Essentially, I just want to ensure the story I’m trying to tell is the kind of story that people want to hear—especially those who may not come from the same faith as I do.
And as a side note, that also means that the characters aren’t perfect.
Of course, I don’t put excessive, gratuitous swearing, or sex, or violence in my stories just to get secular attention. But yes, Seregn has some deeply violent moments. Why? Because the world is a violent place. Because the characters are pushed to breaking point. There also isn’t outright, overt, strong swearing in Seregn, but there are a couple of times where the main character uses what could be considered a swear word, something like ‘damn’, ‘damn it’, or ‘bloody hell’.
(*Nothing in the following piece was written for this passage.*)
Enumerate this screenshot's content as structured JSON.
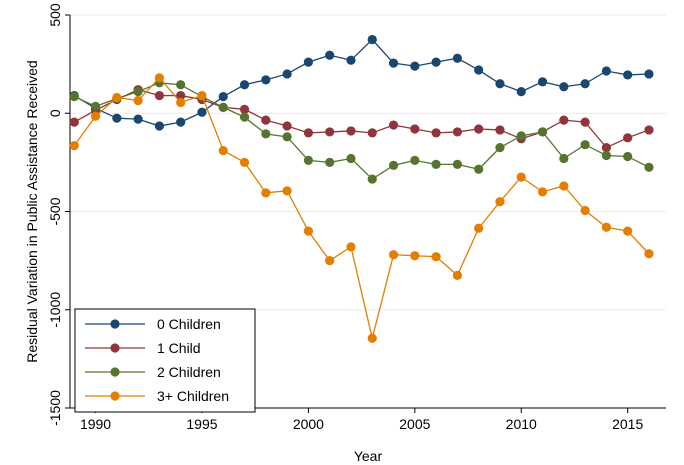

Why? Because my main character is never presented as a Christian. She’s not a foul-mouth, but she’s not perfect either. The man of faith in the novel doesn’t say such things of course, but I don’t comment on that, it’s never brought up. It’s just part of the way he talks, or rather, doesn’t talk. It’s subtle, because that’s all that is required.
And even though he has clean speech, he’s not perfect either. In fact, he makes some pretty gargantuan mistakes.
We aren’t perfect, none of us, and it’s important we remember that in our fiction too.
So these are my thoughts, swirling as Seregn’s publication steps closer and closer. Having professional editors read and enjoy my work is massively helpful, including the structural editor advising that, in his professional opinion, the story can absolutely be marketed to more than just the Christians, as there’s only a small amount of Christian-related content. That in itself gives me hope that I’ve struck a good midpoint.
This is a long post, so I’ll cap it here. I’m sure as I think about this more, more ideas will surface. For now, let me know – how do you consider faith/belief systems and your fiction?